A ambição de Putin é restaurar a Grande Rússia, começando pelo núcleo com Belarus e Ucrânia
“É tudo culpa de Lênin”, pontificou outro Vladimir, Putin, no sinistro discurso que pronunciou na TV russa anunciando o reconhecimento da independência dos enclaves separatistas do Donbass. O líder da Revolução Russa teria fabricado a Ucrânia, privando a Rússia de seu berço cultural. A história putínica é lenda destinada a justificar uma guerra de agressão, mas ilumina um dilema de cem anos.
Nas suas linhas gerais, o mapa atual da Europa foi desenhado pelos tratados que encerraram a Grande Guerra, entre 1918 e 1920. Sob o impacto dos nacionalismos e do programa de Woodrow Wilson, nasceram os Estados-Nação.
As novas entidades, supostamente ancoradas na língua e na tradição, foram esculpidas a partir das ruínas dos impérios que desabavam. Desapareceram os impérios Alemão, Austro-Húngaro e Turco-Otomano.
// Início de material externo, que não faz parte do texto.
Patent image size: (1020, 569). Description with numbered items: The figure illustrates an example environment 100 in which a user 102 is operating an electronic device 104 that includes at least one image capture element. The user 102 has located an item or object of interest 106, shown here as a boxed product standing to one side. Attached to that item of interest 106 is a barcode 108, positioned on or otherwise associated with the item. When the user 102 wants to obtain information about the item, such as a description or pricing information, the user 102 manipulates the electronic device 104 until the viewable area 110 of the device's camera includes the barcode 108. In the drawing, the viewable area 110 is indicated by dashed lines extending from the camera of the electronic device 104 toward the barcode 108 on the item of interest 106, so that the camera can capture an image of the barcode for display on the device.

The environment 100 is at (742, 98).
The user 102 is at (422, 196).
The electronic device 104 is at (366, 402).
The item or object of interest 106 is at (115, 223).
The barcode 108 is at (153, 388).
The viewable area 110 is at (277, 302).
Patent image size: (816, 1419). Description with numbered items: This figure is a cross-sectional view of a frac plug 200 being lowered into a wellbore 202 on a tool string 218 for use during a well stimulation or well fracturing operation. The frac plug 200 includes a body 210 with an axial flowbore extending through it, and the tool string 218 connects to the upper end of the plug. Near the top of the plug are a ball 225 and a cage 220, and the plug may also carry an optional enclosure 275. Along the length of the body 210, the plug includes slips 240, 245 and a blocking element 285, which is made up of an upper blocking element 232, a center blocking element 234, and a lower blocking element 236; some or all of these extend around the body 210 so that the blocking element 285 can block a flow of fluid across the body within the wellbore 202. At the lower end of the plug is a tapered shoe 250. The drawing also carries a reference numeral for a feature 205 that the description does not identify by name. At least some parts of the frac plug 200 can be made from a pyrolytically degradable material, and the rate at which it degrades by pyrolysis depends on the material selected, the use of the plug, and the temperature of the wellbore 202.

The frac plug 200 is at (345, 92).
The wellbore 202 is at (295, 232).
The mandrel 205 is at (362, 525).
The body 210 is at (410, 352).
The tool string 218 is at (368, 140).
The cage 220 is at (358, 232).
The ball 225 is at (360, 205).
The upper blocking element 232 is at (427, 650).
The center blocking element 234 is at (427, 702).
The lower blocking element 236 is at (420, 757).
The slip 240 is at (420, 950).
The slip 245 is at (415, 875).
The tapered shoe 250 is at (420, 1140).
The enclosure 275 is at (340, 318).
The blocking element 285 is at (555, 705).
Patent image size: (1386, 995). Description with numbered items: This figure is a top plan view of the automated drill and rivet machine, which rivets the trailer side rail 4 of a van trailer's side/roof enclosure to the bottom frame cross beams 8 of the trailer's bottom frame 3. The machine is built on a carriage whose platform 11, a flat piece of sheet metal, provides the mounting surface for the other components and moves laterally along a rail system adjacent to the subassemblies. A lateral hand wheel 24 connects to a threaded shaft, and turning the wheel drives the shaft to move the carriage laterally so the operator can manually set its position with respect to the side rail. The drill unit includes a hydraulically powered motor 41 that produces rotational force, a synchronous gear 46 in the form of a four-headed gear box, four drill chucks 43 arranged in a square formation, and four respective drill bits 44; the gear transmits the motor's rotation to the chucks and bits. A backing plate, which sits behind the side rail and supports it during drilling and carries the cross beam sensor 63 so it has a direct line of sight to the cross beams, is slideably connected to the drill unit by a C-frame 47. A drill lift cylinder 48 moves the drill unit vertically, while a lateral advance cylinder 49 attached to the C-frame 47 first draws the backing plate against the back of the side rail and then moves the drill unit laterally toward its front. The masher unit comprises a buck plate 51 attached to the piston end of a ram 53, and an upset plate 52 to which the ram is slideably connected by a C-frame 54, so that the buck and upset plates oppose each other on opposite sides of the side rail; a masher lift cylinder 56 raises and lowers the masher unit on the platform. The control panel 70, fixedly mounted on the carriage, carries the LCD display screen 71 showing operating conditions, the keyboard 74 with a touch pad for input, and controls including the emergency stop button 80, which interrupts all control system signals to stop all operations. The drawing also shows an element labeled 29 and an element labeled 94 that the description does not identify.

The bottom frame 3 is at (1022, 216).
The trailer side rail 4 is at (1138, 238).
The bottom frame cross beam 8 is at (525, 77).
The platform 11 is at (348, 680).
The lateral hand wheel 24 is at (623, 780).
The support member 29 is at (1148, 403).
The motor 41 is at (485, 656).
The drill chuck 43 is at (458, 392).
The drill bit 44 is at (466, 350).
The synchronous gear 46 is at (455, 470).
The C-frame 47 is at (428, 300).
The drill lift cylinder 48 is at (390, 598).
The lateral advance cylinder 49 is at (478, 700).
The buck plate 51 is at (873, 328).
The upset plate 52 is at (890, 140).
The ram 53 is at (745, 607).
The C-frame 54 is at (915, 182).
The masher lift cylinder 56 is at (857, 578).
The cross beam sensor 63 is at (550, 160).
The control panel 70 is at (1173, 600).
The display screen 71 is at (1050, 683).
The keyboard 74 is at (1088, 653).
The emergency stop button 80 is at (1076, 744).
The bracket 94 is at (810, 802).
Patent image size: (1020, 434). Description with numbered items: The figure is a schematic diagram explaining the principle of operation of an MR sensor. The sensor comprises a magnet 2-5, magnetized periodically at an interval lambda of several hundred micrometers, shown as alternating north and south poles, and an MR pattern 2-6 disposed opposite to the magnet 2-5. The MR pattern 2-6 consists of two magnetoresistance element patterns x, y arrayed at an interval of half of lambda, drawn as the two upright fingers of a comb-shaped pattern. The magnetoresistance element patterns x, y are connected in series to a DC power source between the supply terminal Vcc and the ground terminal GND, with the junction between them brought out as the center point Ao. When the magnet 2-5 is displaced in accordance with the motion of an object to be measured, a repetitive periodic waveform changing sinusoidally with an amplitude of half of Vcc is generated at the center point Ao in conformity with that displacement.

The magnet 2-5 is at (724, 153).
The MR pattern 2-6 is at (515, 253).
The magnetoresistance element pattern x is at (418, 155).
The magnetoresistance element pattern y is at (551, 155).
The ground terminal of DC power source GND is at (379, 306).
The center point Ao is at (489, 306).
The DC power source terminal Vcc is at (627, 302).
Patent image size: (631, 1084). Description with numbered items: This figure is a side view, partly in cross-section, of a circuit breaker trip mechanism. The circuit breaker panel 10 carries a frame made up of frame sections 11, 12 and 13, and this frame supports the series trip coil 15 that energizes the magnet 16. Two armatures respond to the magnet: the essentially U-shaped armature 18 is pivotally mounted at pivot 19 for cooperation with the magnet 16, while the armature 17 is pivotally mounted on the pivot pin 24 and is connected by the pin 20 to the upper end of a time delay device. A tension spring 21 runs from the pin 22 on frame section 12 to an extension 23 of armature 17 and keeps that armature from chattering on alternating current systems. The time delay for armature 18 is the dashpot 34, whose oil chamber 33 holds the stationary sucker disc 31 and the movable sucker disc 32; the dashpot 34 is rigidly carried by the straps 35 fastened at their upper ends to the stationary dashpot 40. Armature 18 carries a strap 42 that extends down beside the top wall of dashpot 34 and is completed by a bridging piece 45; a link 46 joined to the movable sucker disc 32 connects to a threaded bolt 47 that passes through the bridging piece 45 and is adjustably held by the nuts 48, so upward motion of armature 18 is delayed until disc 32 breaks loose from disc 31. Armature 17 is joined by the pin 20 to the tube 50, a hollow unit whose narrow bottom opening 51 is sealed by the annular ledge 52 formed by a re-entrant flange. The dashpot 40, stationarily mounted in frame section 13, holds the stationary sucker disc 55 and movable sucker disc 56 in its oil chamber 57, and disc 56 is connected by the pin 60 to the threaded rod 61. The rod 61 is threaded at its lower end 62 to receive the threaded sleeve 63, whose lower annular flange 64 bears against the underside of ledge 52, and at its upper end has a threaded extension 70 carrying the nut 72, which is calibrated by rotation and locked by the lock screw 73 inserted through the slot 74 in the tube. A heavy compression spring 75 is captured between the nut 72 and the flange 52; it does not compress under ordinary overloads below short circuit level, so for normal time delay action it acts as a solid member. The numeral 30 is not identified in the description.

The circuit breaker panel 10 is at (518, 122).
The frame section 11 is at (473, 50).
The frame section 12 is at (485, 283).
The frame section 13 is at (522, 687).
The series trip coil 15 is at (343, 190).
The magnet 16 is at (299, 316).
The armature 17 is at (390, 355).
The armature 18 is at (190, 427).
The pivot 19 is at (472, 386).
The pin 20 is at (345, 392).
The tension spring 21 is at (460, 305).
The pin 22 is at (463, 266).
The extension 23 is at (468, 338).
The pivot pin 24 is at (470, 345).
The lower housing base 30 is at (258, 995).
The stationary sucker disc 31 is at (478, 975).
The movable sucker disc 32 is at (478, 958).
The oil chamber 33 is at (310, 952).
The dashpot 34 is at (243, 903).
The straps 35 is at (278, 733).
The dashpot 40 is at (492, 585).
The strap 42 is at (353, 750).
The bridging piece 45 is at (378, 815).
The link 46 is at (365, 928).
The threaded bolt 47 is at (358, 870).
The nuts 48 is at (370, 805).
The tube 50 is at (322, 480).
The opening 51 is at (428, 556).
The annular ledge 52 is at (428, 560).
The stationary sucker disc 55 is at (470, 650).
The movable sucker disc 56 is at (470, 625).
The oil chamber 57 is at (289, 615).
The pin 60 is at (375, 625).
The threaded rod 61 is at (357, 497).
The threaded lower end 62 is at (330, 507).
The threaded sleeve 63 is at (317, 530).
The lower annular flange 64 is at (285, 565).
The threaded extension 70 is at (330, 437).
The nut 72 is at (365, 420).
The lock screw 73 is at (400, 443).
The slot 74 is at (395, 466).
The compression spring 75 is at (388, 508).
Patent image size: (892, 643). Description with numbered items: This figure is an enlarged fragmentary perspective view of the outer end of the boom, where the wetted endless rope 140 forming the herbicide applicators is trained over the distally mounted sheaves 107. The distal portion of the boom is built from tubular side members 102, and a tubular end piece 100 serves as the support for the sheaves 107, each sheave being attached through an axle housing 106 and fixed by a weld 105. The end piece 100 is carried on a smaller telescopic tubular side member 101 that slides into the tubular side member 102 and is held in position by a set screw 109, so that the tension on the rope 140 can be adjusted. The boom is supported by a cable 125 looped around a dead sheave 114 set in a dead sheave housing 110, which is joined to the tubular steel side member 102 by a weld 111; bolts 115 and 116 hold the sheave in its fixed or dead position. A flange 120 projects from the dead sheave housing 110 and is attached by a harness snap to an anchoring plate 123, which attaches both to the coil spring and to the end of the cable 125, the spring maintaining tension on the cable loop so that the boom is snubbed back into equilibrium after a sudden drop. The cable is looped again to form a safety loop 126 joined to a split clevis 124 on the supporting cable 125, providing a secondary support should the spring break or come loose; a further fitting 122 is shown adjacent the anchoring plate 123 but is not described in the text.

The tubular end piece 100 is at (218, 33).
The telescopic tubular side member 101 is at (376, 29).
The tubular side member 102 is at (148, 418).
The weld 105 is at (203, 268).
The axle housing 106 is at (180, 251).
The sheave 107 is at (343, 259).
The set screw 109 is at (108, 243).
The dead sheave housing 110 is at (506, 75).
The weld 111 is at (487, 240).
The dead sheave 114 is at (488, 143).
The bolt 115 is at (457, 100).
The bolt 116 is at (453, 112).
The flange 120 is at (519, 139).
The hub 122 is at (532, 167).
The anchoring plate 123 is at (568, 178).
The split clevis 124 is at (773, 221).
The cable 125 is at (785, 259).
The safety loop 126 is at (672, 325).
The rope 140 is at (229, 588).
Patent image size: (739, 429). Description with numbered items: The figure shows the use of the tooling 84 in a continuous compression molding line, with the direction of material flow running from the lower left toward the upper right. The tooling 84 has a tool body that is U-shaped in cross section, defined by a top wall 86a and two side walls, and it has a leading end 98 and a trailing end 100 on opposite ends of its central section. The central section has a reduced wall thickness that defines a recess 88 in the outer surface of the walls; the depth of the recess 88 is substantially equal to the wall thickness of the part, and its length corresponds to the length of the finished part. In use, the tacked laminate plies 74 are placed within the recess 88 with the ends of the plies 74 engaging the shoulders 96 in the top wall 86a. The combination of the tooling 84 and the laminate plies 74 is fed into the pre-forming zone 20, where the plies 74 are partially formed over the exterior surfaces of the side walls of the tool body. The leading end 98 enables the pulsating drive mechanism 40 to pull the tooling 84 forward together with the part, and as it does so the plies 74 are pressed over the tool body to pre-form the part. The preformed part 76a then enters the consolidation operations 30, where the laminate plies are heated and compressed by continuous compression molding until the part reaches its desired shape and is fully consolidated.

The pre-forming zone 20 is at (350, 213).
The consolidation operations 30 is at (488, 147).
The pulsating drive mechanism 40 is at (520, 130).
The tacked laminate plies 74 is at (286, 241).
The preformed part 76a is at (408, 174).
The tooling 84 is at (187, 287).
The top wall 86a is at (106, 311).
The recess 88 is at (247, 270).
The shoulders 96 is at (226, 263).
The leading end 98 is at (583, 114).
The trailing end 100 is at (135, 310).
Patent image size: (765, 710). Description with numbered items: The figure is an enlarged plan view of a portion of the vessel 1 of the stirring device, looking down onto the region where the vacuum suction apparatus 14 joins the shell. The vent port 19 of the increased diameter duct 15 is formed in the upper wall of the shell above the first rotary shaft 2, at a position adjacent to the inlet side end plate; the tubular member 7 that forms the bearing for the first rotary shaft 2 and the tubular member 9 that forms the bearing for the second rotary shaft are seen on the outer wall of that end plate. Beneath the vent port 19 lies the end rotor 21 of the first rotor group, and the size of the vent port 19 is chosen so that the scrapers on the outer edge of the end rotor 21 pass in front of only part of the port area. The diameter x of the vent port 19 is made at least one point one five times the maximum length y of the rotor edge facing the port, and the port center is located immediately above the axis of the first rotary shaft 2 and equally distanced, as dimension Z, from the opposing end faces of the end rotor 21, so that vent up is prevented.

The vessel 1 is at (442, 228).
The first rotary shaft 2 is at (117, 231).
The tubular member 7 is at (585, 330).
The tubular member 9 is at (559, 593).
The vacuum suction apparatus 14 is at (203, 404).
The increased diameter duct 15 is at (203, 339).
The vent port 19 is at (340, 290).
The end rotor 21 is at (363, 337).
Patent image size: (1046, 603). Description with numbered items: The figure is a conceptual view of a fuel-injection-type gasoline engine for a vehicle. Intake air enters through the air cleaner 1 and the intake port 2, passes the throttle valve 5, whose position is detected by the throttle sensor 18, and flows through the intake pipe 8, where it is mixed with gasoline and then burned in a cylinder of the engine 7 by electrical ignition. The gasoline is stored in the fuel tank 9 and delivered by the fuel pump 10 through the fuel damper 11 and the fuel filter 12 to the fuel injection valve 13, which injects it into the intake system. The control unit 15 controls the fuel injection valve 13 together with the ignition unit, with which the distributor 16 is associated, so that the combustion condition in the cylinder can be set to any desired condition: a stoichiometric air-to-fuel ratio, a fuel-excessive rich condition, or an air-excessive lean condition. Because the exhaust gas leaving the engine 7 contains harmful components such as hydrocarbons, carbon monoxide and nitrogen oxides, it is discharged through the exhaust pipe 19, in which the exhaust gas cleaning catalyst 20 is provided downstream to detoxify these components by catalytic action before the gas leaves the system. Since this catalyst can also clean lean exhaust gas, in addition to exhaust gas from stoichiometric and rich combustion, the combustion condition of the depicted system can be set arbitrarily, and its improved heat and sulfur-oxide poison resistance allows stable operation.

Contudo, graças ao triunfo dos revolucionários bolcheviques, sobreviveu o Império Russo, apenas convertido na URSS. “Império vermelho”, mais que uma expressão retórica, é a descrição precisa da conservação de um fóssil no permafrost do Estado soviético.
Nada, porém, atravessou impunemente a era dos nacionalismos. O tema nacionalista infectou o pensamento comunista, condicionando a organização política do “Império vermelho”. Lênin, o danado, criou uma união de 15 repúblicas nominalmente soberanas. Nesse sentido específico, Putin fala a verdade.
De fato, claro, o Estado soviético era uma entidade centralizada: uma constelação que girava ao redor da Rússia, ou melhor, do PCUS. Não é por acaso que cada república tinha seu próprio partido comunista, menos a Rússia. O partido único russo era o PCUS, centro intocável do poder. Mas, ironicamente, a soberania fictícia das repúblicas soviéticas propiciou, no final de 1991, o fundamento jurídico para a criação dos 15 Estados pós-soviéticos, entre os quais a Ucrânia.
A história putínica, fixada em Lênin e na implosão da URSS, ignora o nacionalismo ucraniano. Como todas as narrativas nacionais, ele ergue uma “comunidade imaginada” cuja inspiração remonta ao proto-Estado militar cossaco (Zaporozhian Sich) que, entre 1552 e 1775, conservou uma relativa autonomia diante de poloneses, otomanos e russos.
Na saga nacional ucraniana, ocupa lugar de destaque o Holodomor, o extermínio pela fome de mais de 3 milhões provocado pela coletivização forçada soviética em 1932-33, que reacendeu a chama antirrussa. O termo genocídio, hoje capturado por oportunistas diversos, inclusive Putin, define adequadamente a tragédia emanada daquele experimento de engenharia político-social. A revolução popular na Ucrânia, em 2013-14, que está na raiz da invasão russa em curso, evidenciou a persistência do nacionalismo ucraniano.
A expansão da Otan para leste, um erro histórico do Ocidente, não é a causa da invasão russa, mas o pretexto encontrado pelo chefe do Kremlin. A hipótese de candidatura da Ucrânia à aliança ocidental foi congelada desde a ação militar russa de 2014. O real motivo da invasão foi exposto por Putin, no discurso em que rejeitou a legitimidade de um Estado ucraniano soberano. Sua ambição é restaurar a “Grande Rússia”, começando pelo núcleo tripartite Rússia/Belarus/Ucrânia. O Império Russo —preservado sob a forma de URSS no final da Grande Guerra e quase arruinado em 1991— tenta se reconstituir por meio de uma capitulação versalhesa da Ucrânia.
Nossa Constituição determina que, nas suas relações internacionais, o Brasil rege-se pelos princípio da “independência nacional”, da “autodeterminação dos povos”, da “não-intervenção” e da “igualdade entre os Estados”. O Itamaraty passou os três dias decisivos recusando-se a condenar a invasão russa. Nesse passo, Bolsonaro convergiu com Dilma Rousseff, que rejeitou condenar a anexação russa da Crimeia em 2014. São governantes que sabotam nosso contrato político.